A host of young Georgian citizens act out their lives.
DIRECTED BY TINATIN GURCHIANI (Georgia, Special Presentations)
Saturday, April 27, 1 p.m.
TIFF Bell Lightbox (350 King Street West)
Monday, April 29, 8:45 p.m.
ROM Theatre (100 Queen’s Park)
Thursday, May 2, 6 p.m.
Scotiabank Theatre (259 Richmond Street West)
In 2011, Tinatin Gurchiani put out a casting call for Georgian citizens between the ages of 15 and 25, asking specifically for people who felt their life stories were worthy of being put on film. The Machine Which Makes Everything Disappear, an award winner at Sundance, is the odd and intermittently enchanting fruit of that labour. It’s a set of interviews with the would-be stars, conducted by the director and spliced with a docudrama about hardscrabble Georgian life starring the newly deputized actors.

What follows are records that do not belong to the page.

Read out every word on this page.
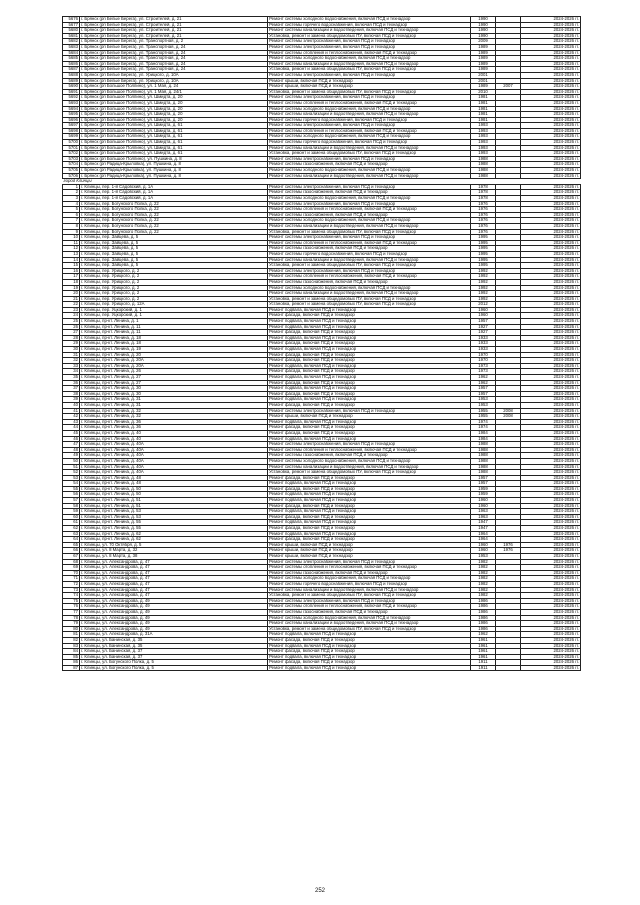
5676	г. Брянск (рп Белые Берега), ул. Строителей, д. 21	Ремонт системы холодного водоснабжения, включая ПСД и технадзор	1990		2024-2026 гг.
5677	г. Брянск (рп Белые Берега), ул. Строителей, д. 21	Ремонт системы горячего водоснабжения, включая ПСД и технадзор	1990		2024-2026 гг.
5680	г. Брянск (рп Белые Берега), ул. Строителей, д. 21	Ремонт системы канализации и водоотведения, включая ПСД и технадзор	1990		2024-2026 гг.
5681	г. Брянск (рп Белые Берега), ул. Строителей, д. 21	Установка, ремонт и замена общедомовых ПУ, включая ПСД и технадзор	1990		2024-2026 гг.
5682	г. Брянск (рп Белые Берега), ул. Транспортная, д. 2	Ремонт системы электроснабжения, включая ПСД и технадзор	2009		2024-2026 гг.
5683	г. Брянск (рп Белые Берега), ул. Транспортная, д. 24	Ремонт системы электроснабжения, включая ПСД и технадзор	1989		2024-2026 гг.
5684	г. Брянск (рп Белые Берега), ул. Транспортная, д. 24	Ремонт системы отопления и теплоснабжения, включая ПСД и технадзор	1989		2024-2026 гг.
5685	г. Брянск (рп Белые Берега), ул. Транспортная, д. 24	Ремонт системы холодного водоснабжения, включая ПСД и технадзор	1989		2024-2026 гг.
5686	г. Брянск (рп Белые Берега), ул. Транспортная, д. 24	Ремонт системы канализации и водоотведения, включая ПСД и технадзор	1989		2024-2026 гг.
5687	г. Брянск (рп Белые Берега), ул. Транспортная, д. 24	Установка, ремонт и замена общедомовых ПУ, включая ПСД и технадзор	1989		2024-2026 гг.
5688	г. Брянск (рп Белые Берега), ул. Урицкого, д. 10А	Ремонт системы электроснабжения, включая ПСД и технадзор	2001		2024-2026 гг.
5689	г. Брянск (рп Белые Берега), ул. Урицкого, д. 10А	Ремонт крыши, включая ПСД и технадзор	2001		2024-2026 гг.
5690	г. Брянск (рп Большое Полпино), ул. 1 Мая, д. 24	Ремонт крыши, включая ПСД и технадзор	1989	2007	2024-2026 гг.
5691	г. Брянск (рп Большое Полпино), ул. 1 Мая, д. 24/1	Установка, ремонт и замена общедомовых ПУ, включая ПСД и технадзор	2010		2024-2026 гг.
5692	г. Брянск (рп Большое Полпино), ул. Шмидта, д. 20	Ремонт системы электроснабжения, включая ПСД и технадзор	1981		2024-2026 гг.
5693	г. Брянск (рп Большое Полпино), ул. Шмидта, д. 20	Ремонт системы отопления и теплоснабжения, включая ПСД и технадзор	1981		2024-2026 гг.
5694	г. Брянск (рп Большое Полпино), ул. Шмидта, д. 20	Ремонт системы холодного водоснабжения, включая ПСД и технадзор	1981		2024-2026 гг.
5695	г. Брянск (рп Большое Полпино), ул. Шмидта, д. 20	Ремонт системы канализации и водоотведения, включая ПСД и технадзор	1981		2024-2026 гг.
5696	г. Брянск (рп Большое Полпино), ул. Шмидта, д. 20	Ремонт системы горячего водоснабжения, включая ПСД и технадзор	1981		2024-2026 гг.
5697	г. Брянск (рп Большое Полпино), ул. Шмидта, д. 61	Ремонт системы электроснабжения, включая ПСД и технадзор	1993		2024-2026 гг.
5698	г. Брянск (рп Большое Полпино), ул. Шмидта, д. 61	Ремонт системы отопления и теплоснабжения, включая ПСД и технадзор	1993		2024-2026 гг.
5699	г. Брянск (рп Большое Полпино), ул. Шмидта, д. 61	Ремонт системы холодного водоснабжения, включая ПСД и технадзор	1993		2024-2026 гг.
5700	г. Брянск (рп Большое Полпино), ул. Шмидта, д. 61	Ремонт системы горячего водоснабжения, включая ПСД и технадзор	1993		2024-2026 гг.
5701	г. Брянск (рп Большое Полпино), ул. Шмидта, д. 61	Ремонт системы канализации и водоотведения, включая ПСД и технадзор	1993		2024-2026 гг.
5702	г. Брянск (рп Большое Полпино), ул. Шмидта, д. 61	Установка, ремонт и замена общедомовых ПУ, включая ПСД и технадзор	1993		2024-2026 гг.
5703	г. Брянск (рп Большое Полпино), ул. Пушкина, д. 8	Ремонт системы электроснабжения, включая ПСД и технадзор	1988		2024-2026 гг.
5704	г. Брянск (рп Радица-Крыловка), ул. Пушкина, д. 8	Ремонт системы газоснабжения, включая ПСД и технадзор	1988		2024-2026 гг.
5705	г. Брянск (рп Радица-Крыловка), ул. Пушкина, д. 8	Ремонт системы холодного водоснабжения, включая ПСД и технадзор	1988		2024-2026 гг.
5706	г. Брянск (рп Радица-Крыловка), ул. Пушкина, д. 8	Ремонт системы канализации и водоотведения, включая ПСД и технадзор	1988		2024-2026 гг.
город Клинцы					
1	г. Клинцы, пер. 1-й Садовский, д. 1А	Ремонт системы электроснабжения, включая ПСД и технадзор	1978		2024-2026 гг.
2	г. Клинцы, пер. 1-й Садовский, д. 1А	Ремонт системы газоснабжения, включая ПСД и технадзор	1978		2024-2026 гг.
3	г. Клинцы, пер. 1-й Садовский, д. 1А	Ремонт системы холодного водоснабжения, включая ПСД и технадзор	1978		2024-2026 гг.
4	г. Клинцы, пер. Богунского Полка, д. 22	Ремонт системы электроснабжения, включая ПСД и технадзор	1976		2024-2026 гг.
5	г. Клинцы, пер. Богунского Полка, д. 22	Ремонт системы отопления и теплоснабжения, включая ПСД и технадзор	1976		2024-2026 гг.
6	г. Клинцы, пер. Богунского Полка, д. 22	Ремонт системы газоснабжения, включая ПСД и технадзор	1976		2024-2026 гг.
7	г. Клинцы, пер. Богунского Полка, д. 22	Ремонт системы холодного водоснабжения, включая ПСД и технадзор	1976		2024-2026 гг.
8	г. Клинцы, пер. Богунского Полка, д. 22	Ремонт системы канализации и водоотведения, включая ПСД и технадзор	1976		2024-2026 гг.
9	г. Клинцы, пер. Богунского Полка, д. 22	Установка, ремонт и замена общедомовых ПУ, включая ПСД и технадзор	1976		2024-2026 гг.
10	г. Клинцы, пер. Зайцева, д. 5	Ремонт системы электроснабжения, включая ПСД и технадзор	1995		2024-2026 гг.
11	г. Клинцы, пер. Зайцева, д. 5	Ремонт системы отопления и теплоснабжения, включая ПСД и технадзор	1995		2024-2026 гг.
12	г. Клинцы, пер. Зайцева, д. 5	Ремонт системы газоснабжения, включая ПСД и технадзор	1995		2024-2026 гг.
13	г. Клинцы, пер. Зайцева, д. 5	Ремонт системы горячего водоснабжения, включая ПСД и технадзор	1995		2024-2026 гг.
14	г. Клинцы, пер. Зайцева, д. 5	Ремонт системы канализации и водоотведения, включая ПСД и технадзор	1995		2024-2026 гг.
15	г. Клинцы, пер. Зайцева, д. 5	Установка, ремонт и замена общедомовых ПУ, включая ПСД и технадзор	1995		2024-2026 гг.
16	г. Клинцы, пер. Урицкого, д. 2	Ремонт системы электроснабжения, включая ПСД и технадзор	1992		2024-2026 гг.
17	г. Клинцы, пер. Урицкого, д. 2	Ремонт системы отопления и теплоснабжения, включая ПСД и технадзор	1992		2024-2026 гг.
18	г. Клинцы, пер. Урицкого, д. 2	Ремонт системы газоснабжения, включая ПСД и технадзор	1992		2024-2026 гг.
19	г. Клинцы, пер. Урицкого, д. 2	Ремонт системы холодного водоснабжения, включая ПСД и технадзор	1992		2024-2026 гг.
20	г. Клинцы, пер. Урицкого, д. 2	Ремонт системы канализации и водоотведения, включая ПСД и технадзор	1992		2024-2026 гг.
21	г. Клинцы, пер. Урицкого, д. 2	Установка, ремонт и замена общедомовых ПУ, включая ПСД и технадзор	1992		2024-2026 гг.
22	г. Клинцы, пер. Урицкого, д. 12А	Установка, ремонт и замена общедомовых ПУ, включая ПСД и технадзор	2012		2024-2026 гг.
23	г. Клинцы, пер. Уцкорский, д. 1	Ремонт подвала, включая ПСД и технадзор	1960		2024-2026 гг.
24	г. Клинцы, пер. Уцкорский, д. 1	Ремонт фасада, включая ПСД и технадзор	1960		2024-2026 гг.
25	г. Клинцы, пр-кт. Ленина, д. 1	Ремонт подвала, включая ПСД и технадзор	1957		2024-2026 гг.
26	г. Клинцы, пр-кт. Ленина, д. 11	Ремонт подвала, включая ПСД и технадзор	1927		2024-2026 гг.
27	г. Клинцы, пр-кт. Ленина, д. 11	Ремонт фасада, включая ПСД и технадзор	1927		2024-2026 гг.
28	г. Клинцы, пр-кт. Ленина, д. 18	Ремонт подвала, включая ПСД и технадзор	1933		2024-2026 гг.
29	г. Клинцы, пр-кт. Ленина, д. 18	Ремонт фасада, включая ПСД и технадзор	1933		2024-2026 гг.
30	г. Клинцы, пр-кт. Ленина, д. 19	Ремонт подвала, включая ПСД и технадзор	1933		2024-2026 гг.
31	г. Клинцы, пр-кт. Ленина, д. 20	Ремонт фасада, включая ПСД и технадзор	1970		2024-2026 гг.
32	г. Клинцы, пр-кт. Ленина, д. 20А	Ремонт фасада, включая ПСД и технадзор	1970		2024-2026 гг.
33	г. Клинцы, пр-кт. Ленина, д. 20А	Ремонт подвала, включая ПСД и технадзор	1973		2024-2026 гг.
34	г. Клинцы, пр-кт. Ленина, д. 26	Ремонт фасада, включая ПСД и технадзор	1973		2024-2026 гг.
35	г. Клинцы, пр-кт. Ленина, д. 27	Ремонт подвала, включая ПСД и технадзор	1962		2024-2026 гг.
36	г. Клинцы, пр-кт. Ленина, д. 27	Ремонт фасада, включая ПСД и технадзор	1962		2024-2026 гг.
37	г. Клинцы, пр-кт. Ленина, д. 30	Ремонт подвала, включая ПСД и технадзор	1957		2024-2026 гг.
38	г. Клинцы, пр-кт. Ленина, д. 30	Ремонт фасада, включая ПСД и технадзор	1957		2024-2026 гг.
39	г. Клинцы, пр-кт. Ленина, д. 31	Ремонт подвала, включая ПСД и технадзор	1953		2024-2026 гг.
40	г. Клинцы, пр-кт. Ленина, д. 31	Ремонт фасада, включая ПСД и технадзор	1953		2024-2026 гг.
41	г. Клинцы, пр-кт. Ленина, д. 32	Ремонт системы электроснабжения, включая ПСД и технадзор	1955	2008	2024-2026 гг.
42	г. Клинцы, пр-кт. Ленина, д. 32	Ремонт крыши, включая ПСД и технадзор	1955	2008	2024-2026 гг.
43	г. Клинцы, пр-кт. Ленина, д. 36	Ремонт подвала, включая ПСД и технадзор	1974		2024-2026 гг.
44	г. Клинцы, пр-кт. Ленина, д. 36	Ремонт фасада, включая ПСД и технадзор	1974		2024-2026 гг.
45	г. Клинцы, пр-кт. Ленина, д. 40	Ремонт фасада, включая ПСД и технадзор	1984		2024-2026 гг.
46	г. Клинцы, пр-кт. Ленина, д. 40	Ремонт подвала, включая ПСД и технадзор	1984		2024-2026 гг.
47	г. Клинцы, пр-кт. Ленина, д. 40А	Ремонт системы электроснабжения, включая ПСД и технадзор	1988		2024-2026 гг.
48	г. Клинцы, пр-кт. Ленина, д. 40А	Ремонт системы отопления и теплоснабжения, включая ПСД и технадзор	1988		2024-2026 гг.
49	г. Клинцы, пр-кт. Ленина, д. 40А	Ремонт системы газоснабжения, включая ПСД и технадзор	1988		2024-2026 гг.
50	г. Клинцы, пр-кт. Ленина, д. 40А	Ремонт системы холодного водоснабжения, включая ПСД и технадзор	1988		2024-2026 гг.
51	г. Клинцы, пр-кт. Ленина, д. 40А	Ремонт системы канализации и водоотведения, включая ПСД и технадзор	1988		2024-2026 гг.
52	г. Клинцы, пр-кт. Ленина, д. 40А	Установка, ремонт и замена общедомовых ПУ, включая ПСД и технадзор	1988		2024-2026 гг.
53	г. Клинцы, пр-кт. Ленина, д. 48	Ремонт фасада, включая ПСД и технадзор	1957		2024-2026 гг.
54	г. Клинцы, пр-кт. Ленина, д. 48	Ремонт подвала, включая ПСД и технадзор	1957		2024-2026 гг.
55	г. Клинцы, пр-кт. Ленина, д. 50	Ремонт фасада, включая ПСД и технадзор	1959		2024-2026 гг.
56	г. Клинцы, пр-кт. Ленина, д. 50	Ремонт подвала, включая ПСД и технадзор	1959		2024-2026 гг.
57	г. Клинцы, пр-кт. Ленина, д. 51	Ремонт подвала, включая ПСД и технадзор	1960		2024-2026 гг.
58	г. Клинцы, пр-кт. Ленина, д. 51	Ремонт фасада, включая ПСД и технадзор	1960		2024-2026 гг.
59	г. Клинцы, пр-кт. Ленина, д. 53	Ремонт подвала, включая ПСД и технадзор	1963		2024-2026 гг.
60	г. Клинцы, пр-кт. Ленина, д. 53	Ремонт фасада, включая ПСД и технадзор	1963		2024-2026 гг.
61	г. Клинцы, пр-кт. Ленина, д. 55	Ремонт подвала, включая ПСД и технадзор	1947		2024-2026 гг.
62	г. Клинцы, пр-кт. Ленина, д. 55	Ремонт фасада, включая ПСД и технадзор	1947		2024-2026 гг.
63	г. Клинцы, пр-кт. Ленина, д. 62	Ремонт подвала, включая ПСД и технадзор	1964		2024-2026 гг.
64	г. Клинцы, пр-кт. Ленина, д. 62	Ремонт фасада, включая ПСД и технадзор	1964		2024-2026 гг.
65	г. Клинцы, ул. 70 Октября, д. 5	Ремонт крыши, включая ПСД и технадзор	1960	1976	2024-2026 гг.
66	г. Клинцы, ул. 8 Марта, д. 32	Ремонт крыши, включая ПСД и технадзор	1960	1976	2024-2026 гг.
67	г. Клинцы, ул. 8 Марта, д. 38	Ремонт крыши, включая ПСД и технадзор	1953		2024-2026 гг.
68	г. Клинцы, ул. Александрова, д. 47	Ремонт системы электроснабжения, включая ПСД и технадзор	1982		2024-2026 гг.
69	г. Клинцы, ул. Александрова, д. 47	Ремонт системы отопления и теплоснабжения, включая ПСД и технадзор	1982		2024-2026 гг.
70	г. Клинцы, ул. Александрова, д. 47	Ремонт системы газоснабжения, включая ПСД и технадзор	1982		2024-2026 гг.
71	г. Клинцы, ул. Александрова, д. 47	Ремонт системы холодного водоснабжения, включая ПСД и технадзор	1982		2024-2026 гг.
72	г. Клинцы, ул. Александрова, д. 47	Ремонт системы горячего водоснабжения, включая ПСД и технадзор	1982		2024-2026 гг.
73	г. Клинцы, ул. Александрова, д. 47	Ремонт системы канализации и водоотведения, включая ПСД и технадзор	1982		2024-2026 гг.
74	г. Клинцы, ул. Александрова, д. 47	Установка, ремонт и замена общедомовых ПУ, включая ПСД и технадзор	1982		2024-2026 гг.
75	г. Клинцы, ул. Александрова, д. 49	Ремонт системы электроснабжения, включая ПСД и технадзор	1986		2024-2026 гг.
76	г. Клинцы, ул. Александрова, д. 49	Ремонт системы отопления и теплоснабжения, включая ПСД и технадзор	1986		2024-2026 гг.
77	г. Клинцы, ул. Александрова, д. 49	Ремонт системы газоснабжения, включая ПСД и технадзор	1986		2024-2026 гг.
78	г. Клинцы, ул. Александрова, д. 49	Ремонт системы холодного водоснабжения, включая ПСД и технадзор	1986		2024-2026 гг.
79	г. Клинцы, ул. Александрова, д. 49	Ремонт системы канализации и водоотведения, включая ПСД и технадзор	1986		2024-2026 гг.
80	г. Клинцы, ул. Александрова, д. 49	Установка, ремонт и замена общедомовых ПУ, включая ПСД и технадзор	1986		2024-2026 гг.
81	г. Клинцы, ул. Александрова, д. 31А	Ремонт подвала, включая ПСД и технадзор	1962		2024-2026 гг.
82	г. Клинцы, ул. Банинская, д. 35	Ремонт фасада, включая ПСД и технадзор	1961		2024-2026 гг.
83	г. Клинцы, ул. Банинская, д. 35	Ремонт подвала, включая ПСД и технадзор	1961		2024-2026 гг.
84	г. Клинцы, ул. Банинская, д. 37	Ремонт фасада, включая ПСД и технадзор	1961		2024-2026 гг.
85	г. Клинцы, ул. Банинская, д. 37	Ремонт подвала, включая ПСД и технадзор	1961		2024-2026 гг.
86	г. Клинцы, ул. Богунского Полка, д. 5	Ремонт фасада, включая ПСД и технадзор	1911		2024-2026 гг.
87	г. Клинцы, ул. Богунского Полка, д. 5	Ремонт подвала, включая ПСД и технадзор	1911		2024-2026 гг.
252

Gurchiani’s bifurcated structure is an interesting approach, insofar as it invites viewers to think about the staged reality of well-known neorealist films like Vittorio de Sica’s The Bicycle Thief, which make similar dramatic use of local faces and settings. The fictionalized passages yield some stunning images of the Georgian countryside, as well as nicely realized snapshots of families in crisis and prayer. The interviews, with the subjects centred against various dilapidated backgrounds, are good-natured, if occasionally morose. One only wishes that Gurchiani’s delved a little deeper into his subjects’ stories than he does in both sets of vignettes.